Statistical Analysis Methods

  • Central Tendency: Mean, median power consumption calculation
  • Variability: Standard deviation analysis for measurement stability
  • Energy Integration: Cumulative energy calculation using trapezoidal rule
  • Comparative Analysis: Multi-test statistical comparison with confidence intervals

Reproducibility

Dependencies

  • macOS: powermetrics utility (built-in)
  • Python 3.x: pandas, matplotlib for analysis scripts
  • Hardware: Mac Studio (M1/M2) or compatible Apple Silicon system

Running the Experiments

# 1. Make measurement script executable
chmod +x measure.sh

# 2. Run energy measurement (requires sudo for powermetrics)
./measure.sh 300 "my_experiment"

# 3. Analyze results
python3 quick_efficiency.py my_experiment_*.csv "model output text"

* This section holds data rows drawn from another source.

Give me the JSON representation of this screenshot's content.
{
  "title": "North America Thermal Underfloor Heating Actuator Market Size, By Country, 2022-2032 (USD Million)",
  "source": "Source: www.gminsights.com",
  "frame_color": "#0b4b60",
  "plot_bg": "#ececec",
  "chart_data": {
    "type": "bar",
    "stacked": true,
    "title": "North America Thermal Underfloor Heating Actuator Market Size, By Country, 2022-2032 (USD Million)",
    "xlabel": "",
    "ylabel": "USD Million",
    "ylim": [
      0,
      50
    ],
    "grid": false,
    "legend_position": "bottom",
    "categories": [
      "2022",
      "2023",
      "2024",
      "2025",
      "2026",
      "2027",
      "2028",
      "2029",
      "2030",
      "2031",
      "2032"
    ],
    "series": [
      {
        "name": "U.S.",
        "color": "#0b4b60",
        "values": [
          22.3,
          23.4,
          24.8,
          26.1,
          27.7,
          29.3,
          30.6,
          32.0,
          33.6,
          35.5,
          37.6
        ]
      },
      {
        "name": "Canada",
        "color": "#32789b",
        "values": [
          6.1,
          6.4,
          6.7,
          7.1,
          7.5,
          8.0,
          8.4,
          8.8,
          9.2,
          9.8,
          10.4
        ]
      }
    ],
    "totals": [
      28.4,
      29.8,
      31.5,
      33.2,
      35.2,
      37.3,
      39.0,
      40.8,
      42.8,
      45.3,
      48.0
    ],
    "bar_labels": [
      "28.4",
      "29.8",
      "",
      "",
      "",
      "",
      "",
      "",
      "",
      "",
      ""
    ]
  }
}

# 4. Generate visualizations
python3 test.py data/*.csv

Dataset Summary

Total Measurements: 42 experimental runs Data Points: ~12,000 individual power measurements Test Categories:

  • Baseline idle: 12 runs
  • Prompt length: 4 systematic tests
  • Subject matter: 10 domain-specific tests
  • Language comparison: 4 language tests
  • Model comparison: 4 head-to-head tests
  • Stability assessment: 20 repeated measurements

Conclusion

This proof-of-concept demonstrates feasible methodologies for LLM energy consumption measurement and provides initial insights into consumption patterns. The comprehensive dataset of 42 experimental runs with over 12,000 data points establishes a foundation for more rigorous future analysis.

Primary Insights:

  1. Response Length Dominance: Strong positive correlation between token output and energy consumption
  2. Prompt Length Independence: Minimal energy impact from input prompt length variations
  3. Language Efficiency Variance: Notable 20% difference between languages (Portuguese anomaly)
  4. Model Parity: Apertus and Llama 7B show similar energy profiles within measurement uncertainty
  5. Measurement Methodology: Established reproducible framework for LLM energy analysis

Technical Contributions:

  • Automated measurement pipeline with real-time analysis
  • Structured dataset with comprehensive experimental coverage
  • Statistical analysis framework for energy efficiency assessment
  • Open-source toolset for reproducible LLM energy research

Future Work: Quantify powermetrics calibration, expand language coverage, increase statistical sample sizes, and investigate tokenization impacts on energy consumption patterns.


This work represents exploratory research conducted during a hackathon timeframe and should be considered preliminary findings rather than conclusive scientific results. All code and data are available for reproduction and extension.